The Primordial Fold

Arthur spread his palm at the edge of the temporal singularity, two crystals lying in his hand: one was Erin's quantum tear, the other was Raymond's mechanical eye. Below, in the boiling sea of vacuum decay, twenty dying universes played the requiem of civilization's funeral.

"To restart reality, someone must remember all the sins." Erin's consciousness cloud coalesced into human form one last time, her hair scattering like jasmine roots, piercing the temporal rock layers, "But the weight of memory will tear apart the quantum state of the soul."

Arthur's tongue tasted saltiness—the sea breeze from when he was seven, the rain from his mother's funeral, the sweat from Erin's forehead dripping on his collarbone on their wedding night. As he embedded Raymond's mechanical eye into his temple, his forty years of life suddenly collapsed into a Möbius strip: the beginning and end both were in the jasmine field of 1905, where the young Raymond's trembling hands poured AC-0001's brain slurry into the perfume bottle.

"Activate the Zero Fold Protocol." Arthur crushed the quantum tear, and a flood of jasmine scent swept away all CR-2049 components. Erin's consciousness cloud transformed into a memory-seeding machine in the intense light, each dying universe receiving a temporal bubble—inside, the possibility without a time machine was sealed.

The rumble of vacuum decay suddenly ceased, and Arthur floated in absolute nothingness. His body began to become transparent, the starry light of twenty universes flowing within his skin texture. The last lingering sensation was Erin's finger, crushing the CR-2049 component in his chest into dust. This act was happening simultaneously in the 1905 delivery room, the 2035 crime scene, and every future café in the mornings.

As existence itself began to evaporate, Arthur saw the newly born baseline universe bloom at the singularity. Mary, holding a naturally delivered child, walked toward the café, and the reflection in the window showed no mechanical eye of Raymond; young Erin pulled out A Brief History of Quantum Mechanics in the library, with a jasmine bookmark inside, not a CR-2049 component; the building of the Time Management Bureau was a kindergarten, where children were feeding virtual pets through VR devices.

"Goodbye, my accomplice." Erin's whisper vanished with the jasmine essence. Arthur's last cell transformed into the dark matter of the baseline universe, forever bearing the burden of all erased memories of sins. Every time a scientist attempted to create a time machine, jasmine-scented warnings would mysteriously fill the laboratory; every time a child was born at 03:15 AM, a fleeting blue tear would appear in the delivery room.

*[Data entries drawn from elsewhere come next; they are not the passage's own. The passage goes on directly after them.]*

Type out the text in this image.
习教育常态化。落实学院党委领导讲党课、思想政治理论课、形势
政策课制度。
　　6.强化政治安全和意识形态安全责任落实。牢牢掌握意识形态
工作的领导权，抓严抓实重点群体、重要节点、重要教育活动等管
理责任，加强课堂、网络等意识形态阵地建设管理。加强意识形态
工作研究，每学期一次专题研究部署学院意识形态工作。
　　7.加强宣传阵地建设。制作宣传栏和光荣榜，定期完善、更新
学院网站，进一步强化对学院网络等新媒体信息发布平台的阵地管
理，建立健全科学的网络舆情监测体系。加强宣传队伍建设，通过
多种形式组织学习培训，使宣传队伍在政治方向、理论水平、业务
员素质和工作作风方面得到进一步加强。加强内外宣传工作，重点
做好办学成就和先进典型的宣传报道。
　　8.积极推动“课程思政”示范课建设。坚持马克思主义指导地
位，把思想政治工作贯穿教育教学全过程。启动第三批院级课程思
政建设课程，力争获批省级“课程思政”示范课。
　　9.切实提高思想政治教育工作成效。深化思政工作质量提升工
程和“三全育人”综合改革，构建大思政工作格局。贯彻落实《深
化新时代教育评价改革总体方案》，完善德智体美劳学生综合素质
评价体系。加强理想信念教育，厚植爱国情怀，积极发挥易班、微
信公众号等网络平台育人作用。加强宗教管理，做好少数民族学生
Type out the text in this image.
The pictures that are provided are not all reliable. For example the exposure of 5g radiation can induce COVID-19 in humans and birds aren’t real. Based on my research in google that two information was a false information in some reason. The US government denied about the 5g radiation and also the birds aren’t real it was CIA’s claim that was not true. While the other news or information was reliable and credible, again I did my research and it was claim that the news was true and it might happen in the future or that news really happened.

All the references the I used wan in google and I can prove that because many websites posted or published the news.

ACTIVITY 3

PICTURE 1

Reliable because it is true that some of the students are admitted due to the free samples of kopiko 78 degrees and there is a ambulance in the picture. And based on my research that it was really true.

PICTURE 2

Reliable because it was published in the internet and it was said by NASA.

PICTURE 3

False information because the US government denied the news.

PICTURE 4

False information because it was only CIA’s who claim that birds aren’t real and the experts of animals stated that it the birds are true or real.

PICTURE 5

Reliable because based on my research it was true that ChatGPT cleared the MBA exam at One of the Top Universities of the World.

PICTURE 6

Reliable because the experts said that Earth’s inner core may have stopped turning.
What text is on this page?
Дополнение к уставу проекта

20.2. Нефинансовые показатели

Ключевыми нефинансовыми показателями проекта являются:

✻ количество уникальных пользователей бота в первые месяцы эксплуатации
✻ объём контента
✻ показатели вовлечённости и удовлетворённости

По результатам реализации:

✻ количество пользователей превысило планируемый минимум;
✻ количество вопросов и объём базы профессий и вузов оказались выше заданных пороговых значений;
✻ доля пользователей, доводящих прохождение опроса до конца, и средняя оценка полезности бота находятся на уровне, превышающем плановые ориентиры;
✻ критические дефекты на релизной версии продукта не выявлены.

On a rain-washed morning in San Francisco, Raymond Stone pushed open the door of a café. This twenty-seven-year-old quantum physics TA mysteriously shed tears, his paper draft scribbling a wild conjecture: "Time folds may have self-purification capabilities..." As he bent to pick up a rusty metal piece under the table, the wedding ring of the waitress, Erin, suddenly slipped off, striking the ground with a familiar, crisp echo.

Outside the glass window, two quantum dust particles nestled together, sweeping through the morning light, drawing a fleeting Möbius strip in the café steam. And deep in the city's underground rock layers, the rusted CR-2049 components were wrapped in fungal mycelium, gradually decomposing into the nutrients for blooming jasmine flowers.